Sigur Rós is more than a band, it is a memory palace. When the Icelandic group’s ethereal shoegaze music emerged in the U.S. in the early 2000s, it came as slow, beautiful and potentially confusing as a rolling fog. Frontman Jónsi Birgisson sings in either Icelandic or his invented, phonetic language, Hopelandic. The music doesn’t have many hooks, per se, mainly just heavenly clouds of soft, heavily reverbed sound. The ambiguity has built a fervent fan base for Sigur Rós by creating gorgeous spaces into which listeners can place their own meanings.

On Monday, Sigur Rós performed a two-act set at the Thomas Wolfe Auditorium. That much emotional anticipation can set a high bar for live performance. Adding to the challenge, Sigur Rós is touring without a new album and without long-time member and keyboardist Kjartan Sveinsson, responsible for the band’s epic orchestral and string arrangements.
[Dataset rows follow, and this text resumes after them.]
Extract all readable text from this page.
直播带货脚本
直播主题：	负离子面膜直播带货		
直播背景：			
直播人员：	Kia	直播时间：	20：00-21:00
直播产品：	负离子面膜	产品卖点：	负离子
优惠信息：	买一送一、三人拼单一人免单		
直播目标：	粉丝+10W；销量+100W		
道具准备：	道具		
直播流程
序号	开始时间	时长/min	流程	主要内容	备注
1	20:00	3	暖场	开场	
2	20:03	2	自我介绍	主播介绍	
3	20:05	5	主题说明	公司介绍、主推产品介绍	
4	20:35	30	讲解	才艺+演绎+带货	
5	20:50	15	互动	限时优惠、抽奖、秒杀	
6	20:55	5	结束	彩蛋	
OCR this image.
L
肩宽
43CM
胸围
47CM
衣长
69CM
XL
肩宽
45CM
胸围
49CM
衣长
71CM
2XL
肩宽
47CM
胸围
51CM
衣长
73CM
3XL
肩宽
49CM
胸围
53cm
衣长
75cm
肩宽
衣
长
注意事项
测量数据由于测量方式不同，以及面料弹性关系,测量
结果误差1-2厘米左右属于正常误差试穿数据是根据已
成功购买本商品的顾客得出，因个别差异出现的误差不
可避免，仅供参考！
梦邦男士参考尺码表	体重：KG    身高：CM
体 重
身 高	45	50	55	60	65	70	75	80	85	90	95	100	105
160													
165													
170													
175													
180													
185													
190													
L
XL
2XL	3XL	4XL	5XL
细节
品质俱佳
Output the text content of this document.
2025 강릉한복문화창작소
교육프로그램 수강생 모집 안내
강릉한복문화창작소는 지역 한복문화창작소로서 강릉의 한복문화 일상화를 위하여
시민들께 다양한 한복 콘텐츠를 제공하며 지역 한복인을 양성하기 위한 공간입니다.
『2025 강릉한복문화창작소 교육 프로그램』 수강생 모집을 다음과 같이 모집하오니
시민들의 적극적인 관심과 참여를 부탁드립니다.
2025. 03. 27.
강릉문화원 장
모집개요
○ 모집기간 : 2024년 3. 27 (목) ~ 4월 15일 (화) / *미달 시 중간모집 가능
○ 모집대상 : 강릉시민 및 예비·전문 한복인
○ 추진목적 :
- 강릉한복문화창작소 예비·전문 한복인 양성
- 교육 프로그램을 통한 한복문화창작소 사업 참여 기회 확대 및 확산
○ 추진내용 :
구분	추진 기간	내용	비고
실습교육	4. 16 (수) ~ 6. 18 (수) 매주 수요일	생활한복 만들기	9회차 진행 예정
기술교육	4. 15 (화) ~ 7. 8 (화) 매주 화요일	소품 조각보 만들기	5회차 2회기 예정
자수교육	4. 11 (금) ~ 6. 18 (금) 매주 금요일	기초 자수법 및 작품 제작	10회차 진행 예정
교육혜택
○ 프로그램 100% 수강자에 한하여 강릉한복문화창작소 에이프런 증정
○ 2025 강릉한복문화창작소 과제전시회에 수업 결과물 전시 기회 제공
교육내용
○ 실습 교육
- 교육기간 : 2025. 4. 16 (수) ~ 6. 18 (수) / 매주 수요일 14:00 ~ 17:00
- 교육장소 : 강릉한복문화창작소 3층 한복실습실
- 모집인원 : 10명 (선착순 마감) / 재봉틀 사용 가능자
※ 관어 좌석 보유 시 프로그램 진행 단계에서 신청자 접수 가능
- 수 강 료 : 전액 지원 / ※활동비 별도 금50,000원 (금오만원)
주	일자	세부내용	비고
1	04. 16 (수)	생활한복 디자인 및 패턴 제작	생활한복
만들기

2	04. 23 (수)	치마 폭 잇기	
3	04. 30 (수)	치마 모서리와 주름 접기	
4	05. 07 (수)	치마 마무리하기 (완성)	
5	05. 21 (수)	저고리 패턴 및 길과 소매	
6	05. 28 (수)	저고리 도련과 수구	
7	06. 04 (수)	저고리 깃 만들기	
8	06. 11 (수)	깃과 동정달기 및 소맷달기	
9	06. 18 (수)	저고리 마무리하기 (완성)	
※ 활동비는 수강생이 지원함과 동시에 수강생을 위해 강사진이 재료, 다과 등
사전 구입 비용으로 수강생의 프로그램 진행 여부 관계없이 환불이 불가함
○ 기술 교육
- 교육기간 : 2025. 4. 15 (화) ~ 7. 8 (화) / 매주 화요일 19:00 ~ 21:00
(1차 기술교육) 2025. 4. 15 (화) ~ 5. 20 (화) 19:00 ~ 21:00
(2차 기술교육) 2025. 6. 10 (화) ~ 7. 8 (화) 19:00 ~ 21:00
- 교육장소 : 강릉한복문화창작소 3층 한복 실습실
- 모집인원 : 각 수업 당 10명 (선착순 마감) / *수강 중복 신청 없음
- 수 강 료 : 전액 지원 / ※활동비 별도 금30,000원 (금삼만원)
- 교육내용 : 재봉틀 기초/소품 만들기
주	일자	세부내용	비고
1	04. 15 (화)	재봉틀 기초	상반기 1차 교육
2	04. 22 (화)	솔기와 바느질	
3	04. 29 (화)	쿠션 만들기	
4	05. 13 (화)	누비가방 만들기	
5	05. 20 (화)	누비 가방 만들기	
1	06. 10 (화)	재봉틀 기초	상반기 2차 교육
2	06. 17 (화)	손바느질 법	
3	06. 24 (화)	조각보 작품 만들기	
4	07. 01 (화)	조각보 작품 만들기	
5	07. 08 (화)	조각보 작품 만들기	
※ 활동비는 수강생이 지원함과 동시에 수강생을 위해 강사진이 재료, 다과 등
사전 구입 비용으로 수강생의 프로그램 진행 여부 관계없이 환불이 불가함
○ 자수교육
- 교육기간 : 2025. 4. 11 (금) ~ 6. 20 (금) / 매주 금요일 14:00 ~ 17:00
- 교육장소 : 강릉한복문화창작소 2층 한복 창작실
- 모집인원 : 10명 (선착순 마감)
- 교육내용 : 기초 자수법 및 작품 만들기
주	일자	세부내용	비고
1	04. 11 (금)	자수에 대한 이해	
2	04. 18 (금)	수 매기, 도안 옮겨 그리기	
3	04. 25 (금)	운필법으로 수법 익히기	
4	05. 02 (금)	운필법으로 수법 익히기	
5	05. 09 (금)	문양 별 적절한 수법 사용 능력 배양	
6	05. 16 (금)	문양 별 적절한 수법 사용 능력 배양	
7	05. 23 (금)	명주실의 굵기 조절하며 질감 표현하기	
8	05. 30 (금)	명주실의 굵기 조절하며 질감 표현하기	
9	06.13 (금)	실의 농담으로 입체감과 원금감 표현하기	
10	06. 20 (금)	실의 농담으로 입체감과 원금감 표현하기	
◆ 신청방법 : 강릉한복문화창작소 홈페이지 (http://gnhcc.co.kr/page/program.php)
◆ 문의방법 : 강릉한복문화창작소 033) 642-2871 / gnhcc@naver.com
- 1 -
The evening started out slow with a new song, “Á.” The song has a throbbing, looped drum track, which Jónsi soared over with his lofty, swooping vocals. The familiar tone allowed the audience to take in the stage scaffolding: metal framing dividing the stage and a huge, wide-gauge mesh curtain backdrop. It supported the lighting and became its own visual effect by partitioning the stage and raggedly framing the psychedelic video projections.

The band really came alive during moments of punk rage. In the first set, that came in Jonsi’s signature guitar-played-with-cello-bow, him flourishing it forward at climaxes like a cane slipping out from underneath an old man.

The second set had the real gems. “Ný Batterí” from 1999’s Ágætis Byrjun has a mid-song breakdown where the delicate vocals of Jonsi collude with thrashing, distorted drums and guitar. That evening, when the moment came, it seemed to release an enormous amount of tension — an arena-sized primal scream — allowing a peek into the original magic of the group.

In the same way cheap flights have recently reduced the otherness of Iceland a bit, Sigur Rós has also become a bit more earthly. Revisiting memories from years ago can sometimes feel sheepish, like reading an old journal. Despite the cynicism of time, there are still moments when the band’s music glimpses perfect transcendence. Not too shabby for three guys playing rock ‘n’ roll.